Angefragt wurden 20 junge Einheimische, 16 haben zugesagt, so Moser. «Die Kampagne hat sehr gut funktioniert. Die Filme wurden über 30 000 Mal angesehen, ohne dass wir dafür einen einzigen Franken in die USA überweisen mussten», sagt er. Regionale Microinfluencer haben gemäss Moser keine grosse weltweite Reichweite, aber auch eine hohe Glaubwürdigkeit in einem kleinen Kreis: «Einheimische Jugendliche interessiert es, was andere einheimische Jugendliche sagen und denken», so Moser. 

Petra Müller* ist eine der Jugendlichen, die von Loris Moser respektive über eine Kollegin angefragt wurde, ob sie bereit sei, für 200 Franken die Videobeiträge in der eigenen Instagram-Story zu teilen und mit einer persönlichen Wahlempfehlung zu ergänzen. Sie hat sich entschieden nicht mitzumachen. Zum einen, weil sie nicht Leute zur Wahl empfehle, die sie nicht kenne, zum anderen, weil sie ganz grundsätzlich keine politische Werbung mache, wenn sie nicht zu 100 Prozent dahinterstehen könne. Petra Müller wurde später von Loris Moser noch einmal kontaktiert mit der Frage, ob sie für 300 Franken bereit sei, mitzumachen (der Chatverlauf liegt dieser Zeitung vor). Sie ist aber bei ihrem Entscheid geblieben. «Ich störe mich nicht daran, dass politische Werbung vermehrt auch in den sozialen Medien stattfindet. 300 Franken nur für das Teilen einer Story finde ich aber unverhältnismässig», sagt sie. 

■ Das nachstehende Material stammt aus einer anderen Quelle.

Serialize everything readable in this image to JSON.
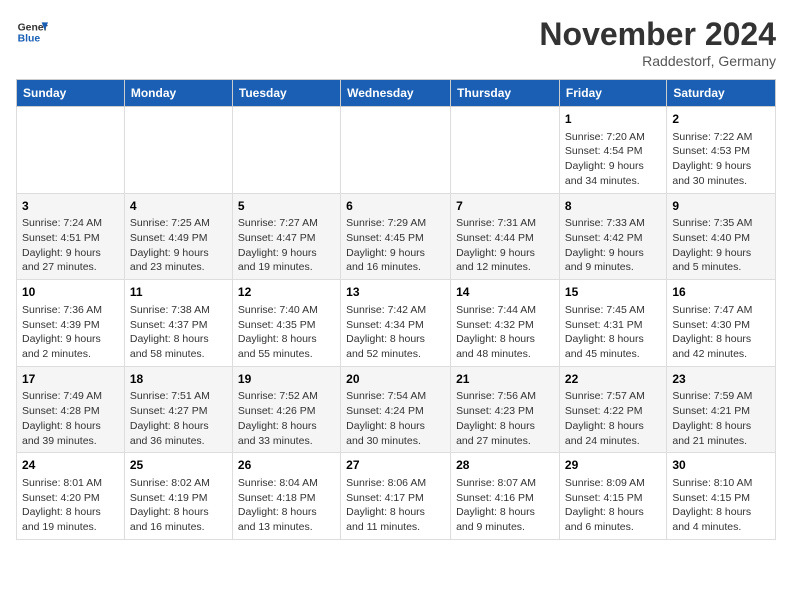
{
  "logo": {
    "line1": "General",
    "line2": "Blue"
  },
  "title": "November 2024",
  "location": "Raddestorf, Germany",
  "days_of_week": [
    "Sunday",
    "Monday",
    "Tuesday",
    "Wednesday",
    "Thursday",
    "Friday",
    "Saturday"
  ],
  "weeks": [
    [
      {
        "day": "",
        "info": ""
      },
      {
        "day": "",
        "info": ""
      },
      {
        "day": "",
        "info": ""
      },
      {
        "day": "",
        "info": ""
      },
      {
        "day": "",
        "info": ""
      },
      {
        "day": "1",
        "info": "Sunrise: 7:20 AM\nSunset: 4:54 PM\nDaylight: 9 hours and 34 minutes."
      },
      {
        "day": "2",
        "info": "Sunrise: 7:22 AM\nSunset: 4:53 PM\nDaylight: 9 hours and 30 minutes."
      }
    ],
    [
      {
        "day": "3",
        "info": "Sunrise: 7:24 AM\nSunset: 4:51 PM\nDaylight: 9 hours and 27 minutes."
      },
      {
        "day": "4",
        "info": "Sunrise: 7:25 AM\nSunset: 4:49 PM\nDaylight: 9 hours and 23 minutes."
      },
      {
        "day": "5",
        "info": "Sunrise: 7:27 AM\nSunset: 4:47 PM\nDaylight: 9 hours and 19 minutes."
      },
      {
        "day": "6",
        "info": "Sunrise: 7:29 AM\nSunset: 4:45 PM\nDaylight: 9 hours and 16 minutes."
      },
      {
        "day": "7",
        "info": "Sunrise: 7:31 AM\nSunset: 4:44 PM\nDaylight: 9 hours and 12 minutes."
      },
      {
        "day": "8",
        "info": "Sunrise: 7:33 AM\nSunset: 4:42 PM\nDaylight: 9 hours and 9 minutes."
      },
      {
        "day": "9",
        "info": "Sunrise: 7:35 AM\nSunset: 4:40 PM\nDaylight: 9 hours and 5 minutes."
      }
    ],
    [
      {
        "day": "10",
        "info": "Sunrise: 7:36 AM\nSunset: 4:39 PM\nDaylight: 9 hours and 2 minutes."
      },
      {
        "day": "11",
        "info": "Sunrise: 7:38 AM\nSunset: 4:37 PM\nDaylight: 8 hours and 58 minutes."
      },
      {
        "day": "12",
        "info": "Sunrise: 7:40 AM\nSunset: 4:35 PM\nDaylight: 8 hours and 55 minutes."
      },
      {
        "day": "13",
        "info": "Sunrise: 7:42 AM\nSunset: 4:34 PM\nDaylight: 8 hours and 52 minutes."
      },
      {
        "day": "14",
        "info": "Sunrise: 7:44 AM\nSunset: 4:32 PM\nDaylight: 8 hours and 48 minutes."
      },
      {
        "day": "15",
        "info": "Sunrise: 7:45 AM\nSunset: 4:31 PM\nDaylight: 8 hours and 45 minutes."
      },
      {
        "day": "16",
        "info": "Sunrise: 7:47 AM\nSunset: 4:30 PM\nDaylight: 8 hours and 42 minutes."
      }
    ],
    [
      {
        "day": "17",
        "info": "Sunrise: 7:49 AM\nSunset: 4:28 PM\nDaylight: 8 hours and 39 minutes."
      },
      {
        "day": "18",
        "info": "Sunrise: 7:51 AM\nSunset: 4:27 PM\nDaylight: 8 hours and 36 minutes."
      },
      {
        "day": "19",
        "info": "Sunrise: 7:52 AM\nSunset: 4:26 PM\nDaylight: 8 hours and 33 minutes."
      },
      {
        "day": "20",
        "info": "Sunrise: 7:54 AM\nSunset: 4:24 PM\nDaylight: 8 hours and 30 minutes."
      },
      {
        "day": "21",
        "info": "Sunrise: 7:56 AM\nSunset: 4:23 PM\nDaylight: 8 hours and 27 minutes."
      },
      {
        "day": "22",
        "info": "Sunrise: 7:57 AM\nSunset: 4:22 PM\nDaylight: 8 hours and 24 minutes."
      },
      {
        "day": "23",
        "info": "Sunrise: 7:59 AM\nSunset: 4:21 PM\nDaylight: 8 hours and 21 minutes."
      }
    ],
    [
      {
        "day": "24",
        "info": "Sunrise: 8:01 AM\nSunset: 4:20 PM\nDaylight: 8 hours and 19 minutes."
      },
      {
        "day": "25",
        "info": "Sunrise: 8:02 AM\nSunset: 4:19 PM\nDaylight: 8 hours and 16 minutes."
      },
      {
        "day": "26",
        "info": "Sunrise: 8:04 AM\nSunset: 4:18 PM\nDaylight: 8 hours and 13 minutes."
      },
      {
        "day": "27",
        "info": "Sunrise: 8:06 AM\nSunset: 4:17 PM\nDaylight: 8 hours and 11 minutes."
      },
      {
        "day": "28",
        "info": "Sunrise: 8:07 AM\nSunset: 4:16 PM\nDaylight: 8 hours and 9 minutes."
      },
      {
        "day": "29",
        "info": "Sunrise: 8:09 AM\nSunset: 4:15 PM\nDaylight: 8 hours and 6 minutes."
      },
      {
        "day": "30",
        "info": "Sunrise: 8:10 AM\nSunset: 4:15 PM\nDaylight: 8 hours and 4 minutes."
      }
    ]
  ]
}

Mitgemacht hat Stefan Meier*. «Für mich als Student ist das einfach verdientes Geld», sagt er. Meier wurde von Loris Moser über Whatsapp mit dem gleichen Anliegen kontaktiert. Dies mit der Begründung, dass wenn Aerni, Anand und Schlatter gewählt würden, auch in Zukunft so coole Events wie das SunIce Festival stattfinden könnten. 200 Franken hat Stefan Meier auf sein Konto überwiesen bekommen, der 100 Franken-Essensgutschein wurde ihm vom Hotel direkt zugeschickt. 

Was sagt Martin Hilti zu dieser Art Wahlkampf? Hilti ist seit 2015 Geschäftsführer von Transparency Schweiz, einer Organisation, die Korruption in der Schweiz und in den Geschäftsbeziehungen von Schweizer Akteuren mit dem Ausland bekämpft. «Soweit ersichtlich, dürfte diese Art der Politwerbung nicht gegen gesetzliche Bestimmungen verstossen. Hingegen könnte ein Verstoss gegen Nutzungsbestimmungen der sozialen Medien vorliegen», sagt er auf Anfrage. Meta, der Mutterkonzern von Facebook, Instagram und anderen hält auf seiner Website fest, dass Anzeigen mit politischer Werbung einen Disclaimer enthalten müssen. Unabhängig von dieser Frage kritisiert Hilti die Art und Weise, wie im vorliegenden Fall Politwerbung betrieben worden ist. «Aus demokratiepolitischer Sicht ist das problematisch.» Zumindest hätte transparent gemacht werden müssen, dass es sich um bezahlte Politwerbung handelt.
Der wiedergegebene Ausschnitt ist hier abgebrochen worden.